Os últimos quatro anos foram de grande retrocesso para as pautas de diversidade e direitos humanos, especialmente para a comunidade LGBT+, com um governo que era assumidamente LGBTfóbico . Foram várias as declarações do ex-presidente Jair Bolsonaro que ofendiam, não apenas a comunidade queer, mas também mulheres, negros, pessoas com deficiência e indígenas.

Em um dos pleitos que vão ficar para a história, a eleição de 2022 reelegeu o presidente Luiz Inácio Lula da Silva para o seu terceiro mandato como chefe do Executivo. Com um perfil mais progressista , Lula parece ter aprimorado sua visão sobre diversidade e já podemos ver avanços significativos.

“É um respiro podermos voltar a falar sobre esses temas de uma forma propositiva. As nossas expectativas passam, sobretudo, pelo retorno das políticas públicas, de um Estado brasileiro atuante mais uma vez nessa agenda, o que é absolutamente fundamental porque a diversidade e inclusão não é de responsabilidade exclusiva das empresas”, afirma o CEO da Mais Diversidade, Ricardo Sales, que avalia ainda que, apesar de um presidente e um ministério progressistas, a nova administração vai precisar lidar com um Congresso “mais conservador que o anterior”.

“É importante lembrar que embora tivemos esse respiro no Executivo, continuamos com um Congresso ainda mais conservador que o anterior, com a maior bancada do partido do ex-presidente [PL]. Fiquei feliz de termos um ministério mais diverso, mas ao mesmo tempo frustrado por não haver paridade de gênero. Celebramos ao mesmo tempo em que apontamos o que ainda falta construir”, diz.

Empresas ocuparam vácuo deixado pelo governo Bolsonaro

Na avaliação do empresário, a pauta de diversidade e inclusão evoluiu de forma significativa nos últimos anos e que o retrocesso imposto pelo governo anterior serviu de motivador para que as empresas brasileiras ocupassem um vácuo.

“Nós tivemos um governo que não só não tomou iniciativas em relação à defesa e ao respeito dos direitos humanos, mas também adotou uma postura de enfrentamento em relação a essas agendas”, afirma Sales.

Ele avalia ainda que o ano de 2020 foi de “inflexão e virada na agenda de diversidade” uma vez que episódios importantes como os assassinatos de George Floyd, nos Estados Unidos, e João Alberto Freitas, no Carrefour de Porto Alegre, além da pandemia , marcaram o ano. Ocorridos como estes fizeram com que a pauta ESG (Pilares da governança ambiental, social e corporativa nas empresas) avançasse, segundo o executivo.

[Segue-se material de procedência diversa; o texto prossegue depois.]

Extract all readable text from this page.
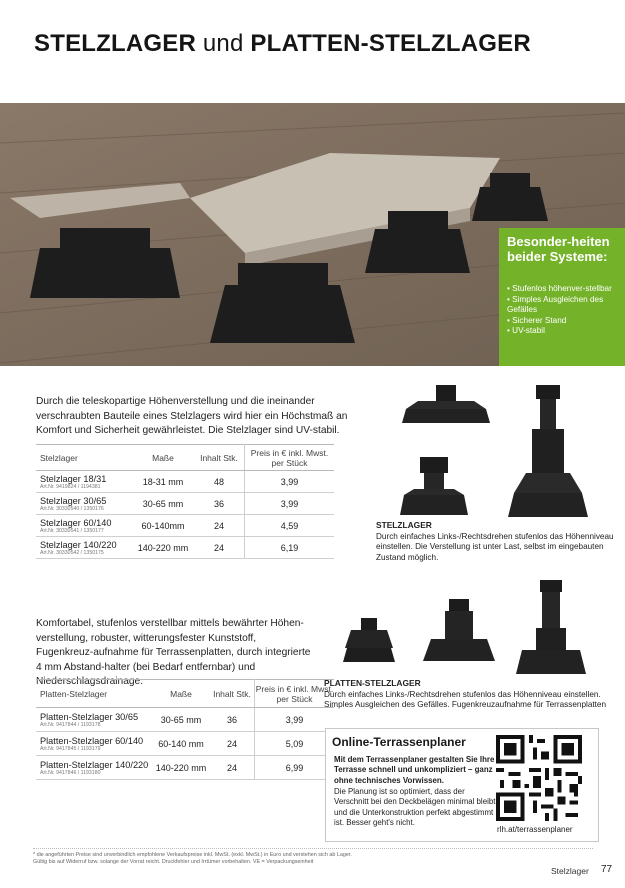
STELZLAGER und PLATTEN-STELZLAGER
Besonder-heiten beider Systeme:
• Stufenlos höhenver-stellbar
• Simples Ausgleichen des Gefälles
• Sicherer Stand
• UV-stabil
Durch die teleskopartige Höhenverstellung und die ineinander verschraubten Bauteile eines Stelzlagers wird hier ein Höchstmaß an Komfort und Sicherheit gewährleistet. Die Stelzlager sind UV-stabil.
Stelzlager	Maße	Inhalt Stk.	Preis in € inkl. Mwst. per Stück

Stelzlager 18/31
Art.Nr. 9419824 / 1194381	18-31 mm	48	3,99

Stelzlager 30/65
Art.Nr. 30330540 / 1350176	30-65 mm	36	3,99

Stelzlager 60/140
Art.Nr. 30330541 / 1350177	60-140mm	24	4,59

Stelzlager 140/220
Art.Nr. 30330542 / 1350175	140-220 mm	24	6,19
STELZLAGER
Durch einfaches Links-/Rechtsdrehen stufenlos das Höhenniveau einstellen. Die Verstellung ist unter Last, selbst im eingebauten Zustand möglich.
Komfortabel, stufenlos verstellbar mittels bewährter Höhen-verstellung, robuster, witterungsfester Kunststoff, Fugenkreuz-aufnahme für Terrassenplatten, durch integrierte 4 mm Abstand-halter (bei Bedarf entfernbar) und Niederschlagsdrainage.
Platten-Stelzlager	Maße	Inhalt Stk.	Preis in € inkl. Mwst. per Stück

Platten-Stelzlager 30/65
Art.Nr. 9417844 / 1193178	30-65 mm	36	3,99

Platten-Stelzlager 60/140
Art.Nr. 9417845 / 1193179	60-140 mm	24	5,09

Platten-Stelzlager 140/220
Art.Nr. 9417846 / 1193180	140-220 mm	24	6,99
PLATTEN-STELZLAGER
Durch einfaches Links-/Rechtsdrehen stufenlos das Höhenniveau einstellen. Simples Ausgleichen des Gefälles. Fugenkreuzaufnahme für Terrassenplatten
Online-Terrassenplaner
Mit dem Terrassenplaner gestalten Sie Ihre Terrasse schnell und unkompliziert – ganz ohne technisches Vorwissen.
Die Planung ist so optimiert, dass der Verschnitt bei den Deckbelägen minimal bleibt und die Unterkonstruktion perfekt abgestimmt ist. Besser geht's nicht.
rlh.at/terrassenplaner
* die angeführten Preise sind unverbindlich empfohlene Verkaufspreise inkl. MwSt. (exkl. MwSt.) in Euro und verstehen sich ab Lager.
Gültig bis auf Widerruf bzw. solange der Vorrat reicht. Druckfehler und Irrtümer vorbehalten. VE = Verpackungseinheit
Stelzlager 77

“Eu brinco que o tema ‘subiu de andar’ nas empresas. Ele foi parar no andar da diretoria e no Conselho de Administração. Isso se deve a diversas razões, mas inclusive porque o mercado passou a olhar para a agenda de diversidade e inclusão como uma agenda de negócios. No contexto brasileiro, todas essas iniciativas são lidas em conjunto com a lacuna do Estado, e as empresas, tendo que ser criativas para ocupar um espaço importante de garantia dos direitos dos seus funcionários, desenvolveram suas próprias políticas”, afirma.

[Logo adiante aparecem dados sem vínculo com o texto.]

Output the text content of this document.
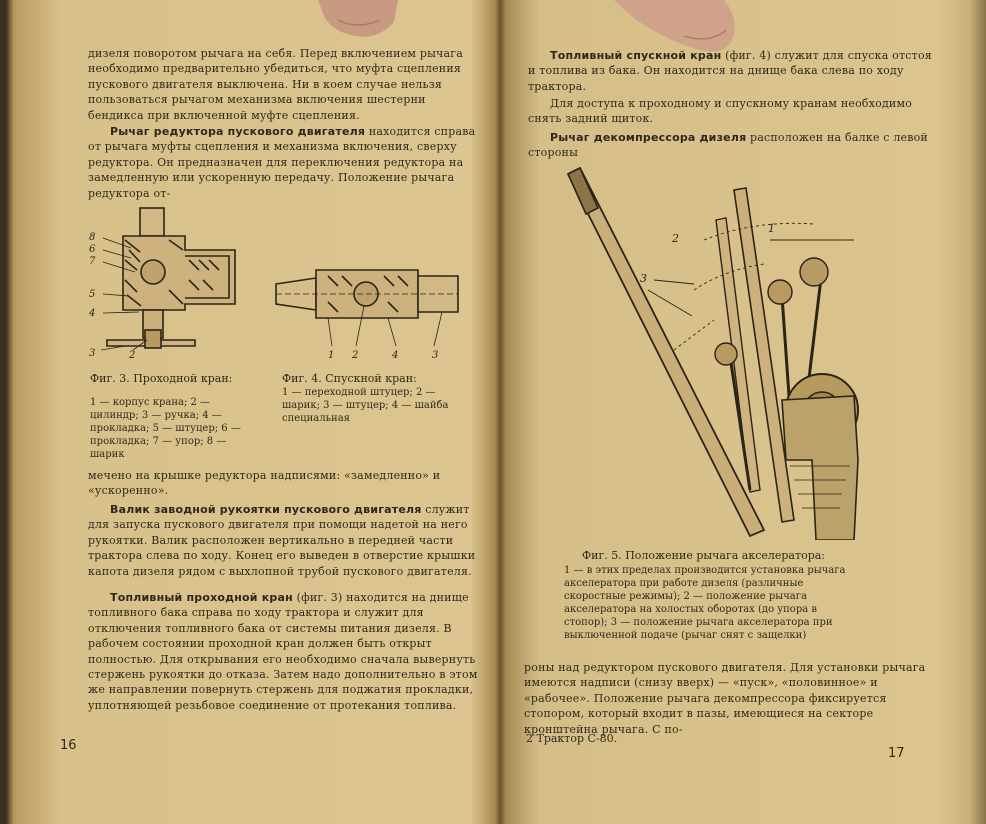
дизеля поворотом рычага на себя. Перед включением рычага необходимо предварительно убедиться, что муфта сцепления пускового двигателя выключена. Ни в коем случае нельзя пользоваться рычагом механизма включения шестерни бендикса при включенной муфте сцепления.
Рычаг редуктора пускового двигателя находится справа от рычага муфты сцепления и механизма включения, сверху редуктора. Он предназначен для переключения редуктора на замедленную или ускоренную передачу. Положение рычага редуктора от-
8
6
7
5
4
3	2	1 2	4	3
Фиг. 3. Проходной кран:
1 — корпус крана; 2 — цилиндр; 3 — ручка; 4 — прокладка; 5 — штуцер; 6 — прокладка; 7 — упор; 8 — шарик
Фиг. 4. Спускной кран:
1 — переходной штуцер; 2 — шарик; 3 — штуцер; 4 — шайба специальная
мечено на крышке редуктора надписями: «замедленно» и «ускоренно».
Валик заводной рукоятки пускового двигателя служит для запуска пускового двигателя при помощи надетой на него рукоятки. Валик расположен вертикально в передней части трактора слева по ходу. Конец его выведен в отверстие крышки капота дизеля рядом с выхлопной трубой пускового двигателя.
Топливный проходной кран (фиг. 3) находится на днище топливного бака справа по ходу трактора и служит для отключения топливного бака от системы питания дизеля. В рабочем состоянии проходной кран должен быть открыт полностью. Для открывания его необходимо сначала вывернуть стержень рукоятки до отказа. Затем надо дополнительно в этом же направлении повернуть стержень для поджатия прокладки, уплотняющей резьбовое соединение от протекания топлива.
16
Топливный спускной кран (фиг. 4) служит для спуска отстоя и топлива из бака. Он находится на днище бака слева по ходу трактора.
Для доступа к проходному и спускному кранам необходимо снять задний щиток.
Рычаг декомпрессора дизеля расположен на балке с левой стороны
2
3
1
Фиг. 5. Положение рычага акселератора:
1 — в этих пределах производится установка рычага акселератора при работе дизеля (различные скоростные режимы); 2 — положение рычага акселератора на холостых оборотах (до упора в стопор); 3 — положение рычага акселератора при выключенной подаче (рычаг снят с защелки)
роны над редуктором пускового двигателя. Для установки рычага имеются надписи (снизу вверх) — «пуск», «половинное» и «рабочее». Положение рычага декомпрессора фиксируется стопором, который входит в пазы, имеющиеся на секторе кронштейна рычага. С по-
2 Трактор С-80.
17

Avaliando o ano passado, o CEO analisa que mesmo “muito conturbado e tumultuado” e tendo sido um “ano de guerra, de rescaldos de pandemia, de eleição , de Copa do Mundo , de economia muito ruim no Brasil e de crise política”, ainda assim as empresas mantiveram os investimentos em diversidade e inclusão “porque sabem que isso está diretamente relacionado a competitividade delas e suas capacidades de atraírem os melhores talentos”.

“O tema [diversidade e inclusão] deixou nos últimos anos de ser uma pauta acessória e assumiu o protagonismo de ser uma pauta estratégica, sem a qual as empresas devem até se perguntar se haverá futuro para elas”, afirma.


Geração Z dominará o mercado

O CEO afirma que em 10 anos a geração Z será a maioria no mercado de trabalho.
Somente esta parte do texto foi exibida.